Transcript: Special Project Deputy Administrator Suzan Hubbard’s testimony on CDCR’s proposed new policies on solitary confinement – Feb. 11, 2014

Partial transcript of the testimony of Suzan Hubbard, Chief Deputy Administrator of the Special Project Team CDCR’s Division of Adult Institutions, on CDCR’s proposed new policies on solitary confinement and prison gang or “security threat group” management. The joint informational hearing was held on Feb. 11, 2014:

Thank you. Good morning. I, too, have been part of the department for more than 33 years.

I graduated from the University of California Berkeley in social welfare and criminology and did field work with the department, and joining the department as a correctional officer at San Quentin – worked for the next 30 years through various correctional officer counseling series and served as a warden – or acting warden – at several different prisons, part of activating our state’s first mental health program within a Level 4 prison, and have been responsible at two prisons for our female offenders.

I eventually became director and also retired in 2009 as the Director of Adult Institutions.

After my retirement, continued to work in prisons, mentoring and guiding wardens, and then joined the Special Project Team in 2011 being part of developing the regulations – new regulations – for our department, and also being part of conducting the reviews of the offenders that have been within our security housing unit.

Thank you.

We’ve covered some of the key points through your questions and observations and mentioned something very important as to how we began the reviews of those associates and now members.

Our validation process has been changed dramatically. Previous in the validation process, there was a interview with the local investigative staff between the inmate and the investigative staff and a review of the validation and approval or disapproval of the investigation by our office of correctional safety.

Now, major change is that the investigative staff at the local level conduct that interaction still. Our Office of Correctional Safety in headquarters reviews that but the inmate before his validation is finalized goes to a security threat group unit classification committee. So instead of one person or entity reviewing and approving the validation, it is a committee process. The inmate will be assigned an investigative employee that serves to assist him in gathering evidence that may be needed to support or not support the validation. So that alone is a very different part of our new policy.

George has already mentioned the issue about whether an inmate would be housed in segregation or not. For associates, it would only be if they have additional gang-related behavior.

We have added for members another level of review that would be done at the warden’s level committee. If a member had been validated, instead of just moving directly to the step-down program another review would be done by the warden’s committee and potentially the departmental review board.

We’ve talked a bit about the step-down program being a program that can be done within for those inmates that have been retained in segregation or would later be placed in segregation – instead of a six-year review for inmates previously, they can participate and take part in that step-down program a minimum of three years based upon their taking part in the program.

So those are some of the highlights as we continue in the new policy and the reviews that we have done.

We have also increased the privileges for those inmates that are taking part in the step-down program. And George mentioned many stakeholders that we talked to both internal and external but we also met with inmates, both inmates that have been validated for a number of years that were within our secure housing units and those inmates that have been released and privileges and their conditions that they live in and property that they have access to is extremely important. So, we have increased the amount of canteen and packages and phone calls and personal photographs.

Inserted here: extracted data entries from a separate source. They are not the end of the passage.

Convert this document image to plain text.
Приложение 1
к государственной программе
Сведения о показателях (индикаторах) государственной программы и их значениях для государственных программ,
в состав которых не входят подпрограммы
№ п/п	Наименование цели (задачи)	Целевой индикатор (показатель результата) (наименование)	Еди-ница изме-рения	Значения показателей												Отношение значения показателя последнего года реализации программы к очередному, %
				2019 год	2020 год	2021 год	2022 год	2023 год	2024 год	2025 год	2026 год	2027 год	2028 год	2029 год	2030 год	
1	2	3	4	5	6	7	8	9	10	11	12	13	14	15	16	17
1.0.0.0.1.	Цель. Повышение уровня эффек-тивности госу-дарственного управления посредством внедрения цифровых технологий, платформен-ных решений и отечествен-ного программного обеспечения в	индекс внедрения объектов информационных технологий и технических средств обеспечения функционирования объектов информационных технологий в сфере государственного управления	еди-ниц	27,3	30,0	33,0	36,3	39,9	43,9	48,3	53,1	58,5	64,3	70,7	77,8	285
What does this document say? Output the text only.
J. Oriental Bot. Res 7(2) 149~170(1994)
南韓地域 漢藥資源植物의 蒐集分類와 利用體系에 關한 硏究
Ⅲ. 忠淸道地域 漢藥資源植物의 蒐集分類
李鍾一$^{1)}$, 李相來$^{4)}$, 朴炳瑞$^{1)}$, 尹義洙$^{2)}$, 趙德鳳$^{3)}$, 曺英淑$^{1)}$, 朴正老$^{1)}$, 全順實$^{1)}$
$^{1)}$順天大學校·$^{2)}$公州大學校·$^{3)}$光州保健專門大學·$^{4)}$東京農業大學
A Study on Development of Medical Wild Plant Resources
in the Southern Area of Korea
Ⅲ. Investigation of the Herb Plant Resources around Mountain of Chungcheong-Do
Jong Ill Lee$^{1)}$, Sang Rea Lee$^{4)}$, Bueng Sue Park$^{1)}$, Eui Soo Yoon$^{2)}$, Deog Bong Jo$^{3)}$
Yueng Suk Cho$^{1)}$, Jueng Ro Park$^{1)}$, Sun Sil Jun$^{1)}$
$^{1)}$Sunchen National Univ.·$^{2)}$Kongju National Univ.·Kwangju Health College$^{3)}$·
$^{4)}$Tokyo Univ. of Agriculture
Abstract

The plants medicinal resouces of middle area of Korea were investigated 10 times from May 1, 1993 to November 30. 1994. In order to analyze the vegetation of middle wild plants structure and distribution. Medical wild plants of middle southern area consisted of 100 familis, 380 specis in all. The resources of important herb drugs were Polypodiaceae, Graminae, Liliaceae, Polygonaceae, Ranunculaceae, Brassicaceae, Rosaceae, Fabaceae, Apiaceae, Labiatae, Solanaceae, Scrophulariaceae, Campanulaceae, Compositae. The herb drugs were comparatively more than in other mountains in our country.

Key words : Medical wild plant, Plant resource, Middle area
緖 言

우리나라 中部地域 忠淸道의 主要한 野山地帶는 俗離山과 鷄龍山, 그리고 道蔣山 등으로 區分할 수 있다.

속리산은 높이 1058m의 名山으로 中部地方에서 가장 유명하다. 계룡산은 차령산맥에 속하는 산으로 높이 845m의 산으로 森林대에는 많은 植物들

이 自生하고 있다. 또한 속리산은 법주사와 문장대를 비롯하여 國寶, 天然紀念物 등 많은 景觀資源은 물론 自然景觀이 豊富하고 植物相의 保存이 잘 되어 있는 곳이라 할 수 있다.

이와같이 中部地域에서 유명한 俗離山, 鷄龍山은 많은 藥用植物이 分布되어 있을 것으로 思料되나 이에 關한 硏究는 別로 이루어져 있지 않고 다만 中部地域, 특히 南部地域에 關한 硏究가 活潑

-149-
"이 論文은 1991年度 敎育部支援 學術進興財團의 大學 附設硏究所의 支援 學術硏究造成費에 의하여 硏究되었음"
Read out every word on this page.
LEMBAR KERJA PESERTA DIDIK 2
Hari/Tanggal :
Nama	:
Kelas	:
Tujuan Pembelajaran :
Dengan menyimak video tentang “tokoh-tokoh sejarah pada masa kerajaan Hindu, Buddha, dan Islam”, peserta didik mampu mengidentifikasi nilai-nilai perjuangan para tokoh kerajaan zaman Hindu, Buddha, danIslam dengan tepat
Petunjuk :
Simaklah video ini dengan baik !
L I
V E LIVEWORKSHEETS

So, those are major changes within our secure housing unit.

We’ve also created a disciplinary matrix. The inmates asked that they be held individually accountable for any of their behavior, not just confidential information used or some other low-level documents. So we have built a process for a disciplinary to be issued if there is gang-related behavior. And already existing with our disciplinary system is a great deal of due process both for a staff assistant and investigative employee on behalf of an inmate. Those are major changes that go along with our new policy.